The first study found that babies born in homes where one or more dogs were kept indoors for at least an hour every day seemed to receive protection from allergic eczema.

“We found a mother’s exposure to dogs before the birth of a child is significantly associated with lower risk of eczema by age 2 years,” said study co-author Dr. Edward M. Zoratti in an ACAAI release — likely due to the mother’s antibodies passed on in the womb.

The protective effect also seems to decrease with an increase in the child’s age, so families getting a dog when their kids are, say, 10 years old will reap fewer benefits than families who have one from the beginning.

The second study looked at the effect of dog exposure on children with asthma in Baltimore, Md. — asthma is more commonly found in children living in urban settings — and found that the allergens and bacteria found on dogs may have a protective effect against asthma symptoms. However, the effect did not hold true for children who were already allergic to dogs.

“Among urban children with asthma who were allergic to dogs, spending time with a dog might be associated with two different effects,” said Dr. Po-Yang Tsou, lead author of the study. “There seems to be a protective effect on asthma of non-allergen dog-associated exposures, and a harmful effect of allergen exposure.”

The relationship between immunity and animals is not new. Rates of asthma and eczema have been increasing exponentially in industrialized nations over the past three decades, inspiring in the late 1980s a theory known as the hygiene hypothesis.

As the thinking goes, lack of early exposure to pathogens, bacteria and parasites — common during our past days on farms, and today in third world countries — can lead to an underdeveloped immune system.
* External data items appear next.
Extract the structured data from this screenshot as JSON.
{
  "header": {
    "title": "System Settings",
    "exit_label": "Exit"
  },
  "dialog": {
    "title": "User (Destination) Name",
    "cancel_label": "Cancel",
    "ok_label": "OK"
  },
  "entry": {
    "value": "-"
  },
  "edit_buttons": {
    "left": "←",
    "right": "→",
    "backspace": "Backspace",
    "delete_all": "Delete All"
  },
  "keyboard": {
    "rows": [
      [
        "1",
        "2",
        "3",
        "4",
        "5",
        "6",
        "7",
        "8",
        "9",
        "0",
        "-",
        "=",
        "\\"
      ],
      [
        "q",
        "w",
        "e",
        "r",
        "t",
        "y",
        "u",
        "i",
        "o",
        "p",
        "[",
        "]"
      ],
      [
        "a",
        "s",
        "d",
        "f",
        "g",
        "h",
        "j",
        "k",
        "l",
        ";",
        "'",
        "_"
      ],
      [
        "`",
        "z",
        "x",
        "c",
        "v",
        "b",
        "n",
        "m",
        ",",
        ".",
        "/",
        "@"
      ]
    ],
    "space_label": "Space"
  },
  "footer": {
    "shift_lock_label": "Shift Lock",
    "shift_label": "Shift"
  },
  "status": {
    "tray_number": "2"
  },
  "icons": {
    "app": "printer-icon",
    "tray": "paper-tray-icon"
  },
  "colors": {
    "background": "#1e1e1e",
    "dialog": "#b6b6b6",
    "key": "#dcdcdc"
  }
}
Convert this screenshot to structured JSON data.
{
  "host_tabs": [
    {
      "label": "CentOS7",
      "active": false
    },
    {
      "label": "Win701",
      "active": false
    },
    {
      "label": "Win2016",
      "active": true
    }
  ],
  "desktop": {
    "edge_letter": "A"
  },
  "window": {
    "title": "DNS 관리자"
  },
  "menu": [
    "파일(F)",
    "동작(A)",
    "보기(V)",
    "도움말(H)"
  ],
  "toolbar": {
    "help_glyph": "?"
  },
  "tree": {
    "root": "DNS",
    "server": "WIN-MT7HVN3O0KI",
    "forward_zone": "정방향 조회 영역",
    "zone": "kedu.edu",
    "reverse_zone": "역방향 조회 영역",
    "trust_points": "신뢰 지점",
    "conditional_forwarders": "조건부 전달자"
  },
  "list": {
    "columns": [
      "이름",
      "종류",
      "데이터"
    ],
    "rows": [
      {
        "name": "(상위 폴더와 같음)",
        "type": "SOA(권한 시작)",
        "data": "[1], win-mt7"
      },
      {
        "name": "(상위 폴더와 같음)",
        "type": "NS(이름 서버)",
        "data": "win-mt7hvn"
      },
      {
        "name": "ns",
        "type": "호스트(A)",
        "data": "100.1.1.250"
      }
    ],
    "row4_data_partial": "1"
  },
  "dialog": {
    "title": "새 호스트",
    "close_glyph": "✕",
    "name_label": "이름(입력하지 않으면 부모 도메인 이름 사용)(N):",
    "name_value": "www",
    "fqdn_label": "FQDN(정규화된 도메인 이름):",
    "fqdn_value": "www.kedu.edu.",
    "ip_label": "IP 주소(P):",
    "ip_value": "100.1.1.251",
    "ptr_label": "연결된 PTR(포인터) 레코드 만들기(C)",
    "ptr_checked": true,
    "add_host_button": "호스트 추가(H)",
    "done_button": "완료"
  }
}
In other words, babies who crawl around on clean, sterile, dog-hair-free floors and eat a packaged, processed diet are failing to develop the complex biome of microbes that used to protect against chronic inflammatory diseases.  

Adding to the evidence is the fact asthma and eczema rates are significantly lower in developing nations, where children’s contact with animals, parasites and bacteria is unavoidable.

Recent studies, however, are taking a harder look at the hygiene hypothesis, especially when it comes to asthma. Rates are increasing in both the developing world and urban environments, leading some scientists to wonder if lifestyle factors like lack of exercise and obesity, rather than microbiome, could be responsible.

“Different bacteria and fungi affect different diseases differently, and affect different children differently,” Dr. Jack Gilbert, director of the Microbiome Center and a professor of surgery at the University of Chicago, told The New York Times. “We don’t understand the interactions between the immune system, the genome, and all the other components of the body as well as we could.”